On completing his studies in 1793, Hegel decided not to become a man of the cloth and started work as a private tutor in Berne, Switzerland. He had developed an deep interest in philosophy and began to study the works of Immanuel Kant and Johann Fichte. Nevertheless, he had not abandoned his study of religion as demonstrated by his writings of that time: Life of Jesus and The Positivity of Christian Religion.
In 1796, Hegel co-wrote The First Programme for a System of German Idealism with his friend the philosopher Friedrich Wilhelm Joseph von Schelling. The next year he left for Frankfurt to take up a new tutoring job, but the bequest he then received following his father’s death enabled him to return to education. In 1801, he found an non-salaried position at the University of Jena where he continued his studies, wrote and lectured.
Having exhausted the legacy from his father, in 1807, Hegel moved to Bamberg to take the position of editor of the Bamberger Zeitung newspaper.
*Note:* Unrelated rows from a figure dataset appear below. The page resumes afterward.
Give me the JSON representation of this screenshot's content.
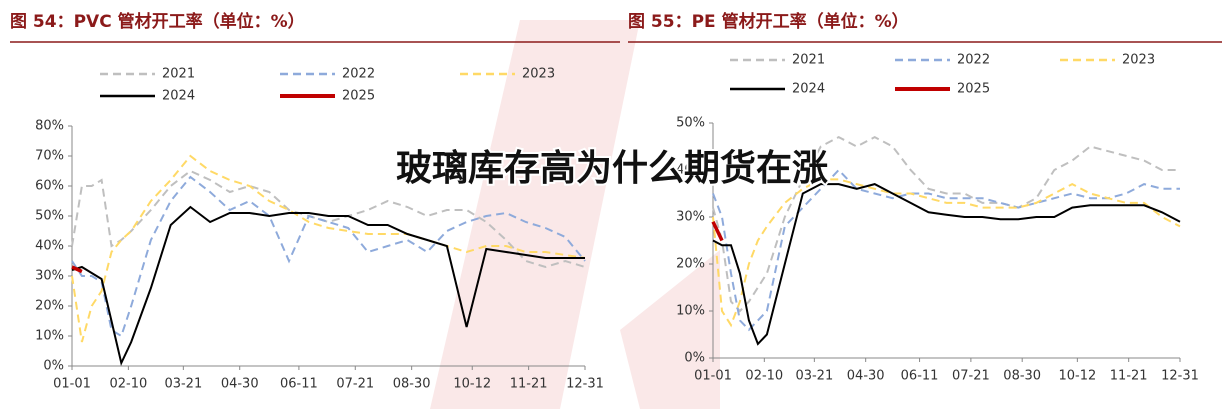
{
  "chart_data": [
    {
      "type": "line",
      "title": "图 54：PVC 管材开工率（单位：%）",
      "x": [
        0,
        7,
        14,
        21,
        28,
        35,
        42,
        56,
        70,
        84,
        98,
        112,
        126,
        140,
        154,
        168,
        182,
        196,
        210,
        224,
        238,
        252,
        266,
        280,
        294,
        308,
        322,
        336,
        350,
        364
      ],
      "xlim": [
        0,
        364
      ],
      "xticks": [
        {
          "value": 0,
          "label": "01-01"
        },
        {
          "value": 40,
          "label": "02-10"
        },
        {
          "value": 79,
          "label": "03-21"
        },
        {
          "value": 119,
          "label": "04-30"
        },
        {
          "value": 161,
          "label": "06-11"
        },
        {
          "value": 201,
          "label": "07-21"
        },
        {
          "value": 241,
          "label": "08-30"
        },
        {
          "value": 284,
          "label": "10-12"
        },
        {
          "value": 324,
          "label": "11-21"
        },
        {
          "value": 364,
          "label": "12-31"
        }
      ],
      "ylim": [
        0,
        80
      ],
      "yticks": [
        {
          "value": 0,
          "label": "0%"
        },
        {
          "value": 10,
          "label": "10%"
        },
        {
          "value": 20,
          "label": "20%"
        },
        {
          "value": 30,
          "label": "30%"
        },
        {
          "value": 40,
          "label": "40%"
        },
        {
          "value": 50,
          "label": "50%"
        },
        {
          "value": 60,
          "label": "60%"
        },
        {
          "value": 70,
          "label": "70%"
        },
        {
          "value": 80,
          "label": "80%"
        }
      ],
      "series": [
        {
          "name": "2021",
          "color": "#bfbfbf",
          "dashed": true,
          "values": [
            40,
            60,
            60,
            62,
            40,
            42,
            45,
            52,
            60,
            65,
            62,
            58,
            60,
            58,
            52,
            50,
            48,
            50,
            52,
            55,
            53,
            50,
            52,
            52,
            48,
            42,
            35,
            33,
            35,
            33
          ]
        },
        {
          "name": "2022",
          "color": "#8eaadb",
          "dashed": true,
          "values": [
            35,
            30,
            30,
            28,
            12,
            10,
            20,
            42,
            55,
            63,
            58,
            52,
            55,
            50,
            35,
            50,
            48,
            46,
            38,
            40,
            42,
            38,
            45,
            48,
            50,
            51,
            48,
            46,
            43,
            35
          ]
        },
        {
          "name": "2023",
          "color": "#ffd966",
          "dashed": true,
          "values": [
            30,
            8,
            20,
            25,
            38,
            42,
            45,
            55,
            62,
            70,
            65,
            62,
            60,
            55,
            52,
            48,
            46,
            45,
            44,
            44,
            44,
            42,
            40,
            38,
            40,
            40,
            38,
            38,
            37,
            36
          ]
        },
        {
          "name": "2024",
          "color": "#000000",
          "dashed": false,
          "values": [
            32,
            33,
            31,
            29,
            15,
            1,
            8,
            26,
            47,
            53,
            48,
            51,
            51,
            50,
            51,
            51,
            50,
            50,
            47,
            47,
            44,
            42,
            40,
            13,
            39,
            38,
            37,
            36,
            36,
            36
          ]
        },
        {
          "name": "2025",
          "color": "#c00000",
          "dashed": false,
          "values": [
            33,
            31.5,
            null,
            null,
            null,
            null,
            null,
            null,
            null,
            null,
            null,
            null,
            null,
            null,
            null,
            null,
            null,
            null,
            null,
            null,
            null,
            null,
            null,
            null,
            null,
            null,
            null,
            null,
            null,
            null
          ]
        }
      ]
    },
    {
      "type": "line",
      "title": "图 55：PE 管材开工率（单位：%）",
      "x": [
        0,
        7,
        14,
        21,
        28,
        35,
        42,
        56,
        70,
        84,
        98,
        112,
        126,
        140,
        154,
        168,
        182,
        196,
        210,
        224,
        238,
        252,
        266,
        280,
        294,
        308,
        322,
        336,
        350,
        364
      ],
      "xlim": [
        0,
        364
      ],
      "xticks": [
        {
          "value": 0,
          "label": "01-01"
        },
        {
          "value": 40,
          "label": "02-10"
        },
        {
          "value": 79,
          "label": "03-21"
        },
        {
          "value": 119,
          "label": "04-30"
        },
        {
          "value": 161,
          "label": "06-11"
        },
        {
          "value": 201,
          "label": "07-21"
        },
        {
          "value": 241,
          "label": "08-30"
        },
        {
          "value": 284,
          "label": "10-12"
        },
        {
          "value": 324,
          "label": "11-21"
        },
        {
          "value": 364,
          "label": "12-31"
        }
      ],
      "ylim": [
        0,
        50
      ],
      "yticks": [
        {
          "value": 0,
          "label": "0%"
        },
        {
          "value": 10,
          "label": "10%"
        },
        {
          "value": 20,
          "label": "20%"
        },
        {
          "value": 30,
          "label": "30%"
        },
        {
          "value": 40,
          "label": "40%"
        },
        {
          "value": 50,
          "label": "50%"
        }
      ],
      "series": [
        {
          "name": "2021",
          "color": "#bfbfbf",
          "dashed": true,
          "values": [
            32,
            25,
            12,
            10,
            12,
            15,
            18,
            30,
            38,
            45,
            47,
            45,
            47,
            45,
            40,
            36,
            35,
            35,
            33,
            33,
            32,
            34,
            40,
            42,
            45,
            44,
            43,
            42,
            40,
            40
          ]
        },
        {
          "name": "2022",
          "color": "#8eaadb",
          "dashed": true,
          "values": [
            35,
            30,
            18,
            8,
            6,
            8,
            10,
            28,
            32,
            36,
            40,
            36,
            35,
            34,
            35,
            35,
            34,
            34,
            34,
            33,
            32,
            33,
            34,
            35,
            34,
            34,
            35,
            37,
            36,
            36
          ]
        },
        {
          "name": "2023",
          "color": "#ffd966",
          "dashed": true,
          "values": [
            30,
            10,
            7,
            12,
            20,
            25,
            28,
            33,
            36,
            38,
            38,
            37,
            36,
            35,
            35,
            34,
            33,
            33,
            32,
            32,
            32,
            33,
            35,
            37,
            35,
            34,
            33,
            33,
            30,
            28
          ]
        },
        {
          "name": "2024",
          "color": "#000000",
          "dashed": false,
          "values": [
            25,
            24,
            24,
            18,
            8,
            3,
            5,
            20,
            35,
            37,
            37,
            36,
            37,
            35,
            33,
            31,
            30.5,
            30,
            30,
            29.5,
            29.5,
            30,
            30,
            32,
            32.5,
            32.5,
            32.5,
            32.5,
            31,
            29
          ]
        },
        {
          "name": "2025",
          "color": "#c00000",
          "dashed": false,
          "values": [
            29,
            25,
            null,
            null,
            null,
            null,
            null,
            null,
            null,
            null,
            null,
            null,
            null,
            null,
            null,
            null,
            null,
            null,
            null,
            null,
            null,
            null,
            null,
            null,
            null,
            null,
            null,
            null,
            null,
            null
          ]
        }
      ]
    }
  ],
  "overlay": "玻璃库存高为什么期货在涨"
}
A year later he received the appointment of headmaster at a Gymnasium in Nuremberg. By this time he had published his first solo philosophical work, Phänomenologie des Geistes (“Phenomenology of Mind“), in which he detailed his dialectic method.
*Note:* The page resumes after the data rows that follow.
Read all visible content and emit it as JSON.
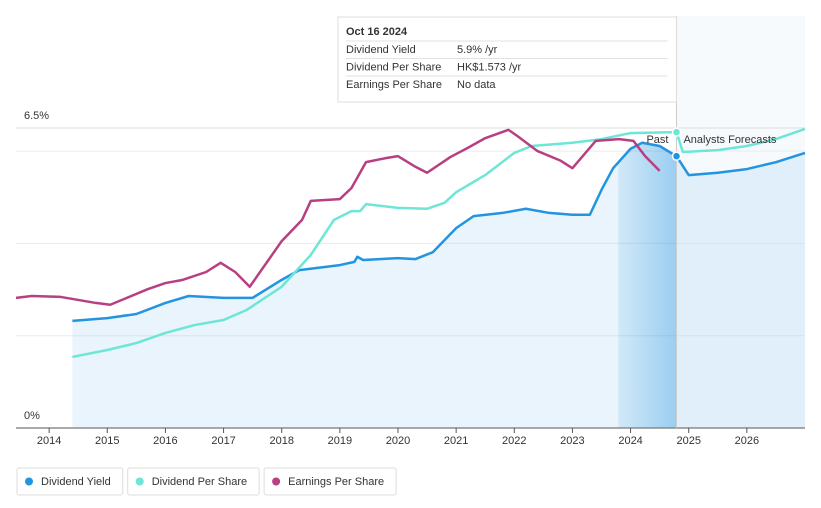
{
  "chart_data": {
    "type": "line",
    "xlim": [
      2013.43,
      2027.0
    ],
    "xticks": [
      2014,
      2015,
      2016,
      2017,
      2018,
      2019,
      2020,
      2021,
      2022,
      2023,
      2024,
      2025,
      2026
    ],
    "ylim": [
      0,
      6.5
    ],
    "yticks": [
      {
        "value": 0,
        "label": "0%"
      },
      {
        "value": 6.5,
        "label": "6.5%"
      }
    ],
    "grid_lines": [
      2,
      4,
      6
    ],
    "annotations": {
      "past": "Past",
      "forecast": "Analysts Forecasts"
    },
    "series": [
      {
        "name": "Dividend Yield",
        "color": "#2394df",
        "x": [
          2014.4,
          2015,
          2015.5,
          2016,
          2016.4,
          2017,
          2017.5,
          2018,
          2018.3,
          2019,
          2019.25,
          2019.3,
          2019.4,
          2020,
          2020.3,
          2020.6,
          2021,
          2021.3,
          2021.8,
          2022.2,
          2022.6,
          2023,
          2023.3,
          2023.5,
          2023.7,
          2024,
          2024.2,
          2024.5,
          2024.79,
          2025,
          2025.5,
          2026,
          2026.5,
          2027
        ],
        "values": [
          2.32,
          2.38,
          2.47,
          2.71,
          2.86,
          2.82,
          2.82,
          3.21,
          3.42,
          3.53,
          3.6,
          3.71,
          3.64,
          3.68,
          3.66,
          3.81,
          4.33,
          4.59,
          4.66,
          4.75,
          4.66,
          4.62,
          4.62,
          5.16,
          5.63,
          6.05,
          6.18,
          6.11,
          5.89,
          5.48,
          5.53,
          5.61,
          5.76,
          5.96
        ]
      },
      {
        "name": "Dividend Per Share",
        "color": "#6ee6d6",
        "x": [
          2014.4,
          2015,
          2015.5,
          2016,
          2016.5,
          2017,
          2017.4,
          2018,
          2018.5,
          2018.9,
          2019.2,
          2019.35,
          2019.45,
          2020,
          2020.5,
          2020.8,
          2021,
          2021.5,
          2022,
          2022.3,
          2023,
          2023.5,
          2024,
          2024.79,
          2024.9,
          2025.5,
          2026,
          2026.5,
          2027
        ],
        "values": [
          1.54,
          1.69,
          1.84,
          2.06,
          2.23,
          2.34,
          2.56,
          3.06,
          3.75,
          4.51,
          4.7,
          4.7,
          4.85,
          4.77,
          4.75,
          4.88,
          5.11,
          5.48,
          5.96,
          6.11,
          6.18,
          6.26,
          6.39,
          6.41,
          5.98,
          6.02,
          6.11,
          6.26,
          6.48
        ]
      },
      {
        "name": "Earnings Per Share",
        "color": "#b83f82",
        "x": [
          2013.43,
          2013.7,
          2014.2,
          2014.8,
          2015.05,
          2015.3,
          2015.7,
          2016,
          2016.3,
          2016.7,
          2016.95,
          2017.2,
          2017.45,
          2017.65,
          2018,
          2018.35,
          2018.5,
          2019,
          2019.2,
          2019.45,
          2019.8,
          2020,
          2020.3,
          2020.5,
          2020.9,
          2021.2,
          2021.5,
          2021.9,
          2022.05,
          2022.4,
          2022.8,
          2023,
          2023.4,
          2023.8,
          2024.05,
          2024.25,
          2024.5
        ],
        "values": [
          2.82,
          2.86,
          2.84,
          2.71,
          2.67,
          2.8,
          3.01,
          3.14,
          3.21,
          3.38,
          3.58,
          3.38,
          3.06,
          3.42,
          4.05,
          4.51,
          4.92,
          4.96,
          5.2,
          5.76,
          5.85,
          5.89,
          5.66,
          5.53,
          5.87,
          6.07,
          6.28,
          6.46,
          6.33,
          6.0,
          5.79,
          5.63,
          6.22,
          6.26,
          6.22,
          5.89,
          5.57
        ]
      }
    ]
  },
  "tooltip": {
    "date": "Oct 16 2024",
    "rows": [
      {
        "label": "Dividend Yield",
        "value": "5.9%",
        "unit": "/yr",
        "color": "#2394df"
      },
      {
        "label": "Dividend Per Share",
        "value": "HK$1.573",
        "unit": "/yr",
        "color": "#6ee6d6"
      },
      {
        "label": "Earnings Per Share",
        "value": "No data",
        "color": "#b8b8b8"
      }
    ]
  }
}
While teaching in Nuremberg, Hegel published the first part of his Wissenschaft der Logik (“Science of Logic“) in 1812. The last part entered print in 1816, the same year that he received various offers of university professorships. He chose to take up the appointment from the University of Heidelberg, but two years later he became the chair of philosophy at the University of Berlin, where he published his Grundlinien der Philosophie des Rechts (“Elements of the Philosophy of Right“) in 1821.
In 1830, the sixty-year-old Hegel became rector of the university and during the following year King Frederick William III of Prussia decorated him in recognition of his services to the state. Later that same year Hegel left Berlin during a cholera epidemic. Nevertheless, he died in his lodgings in Kreuzberg on 14th November 1831.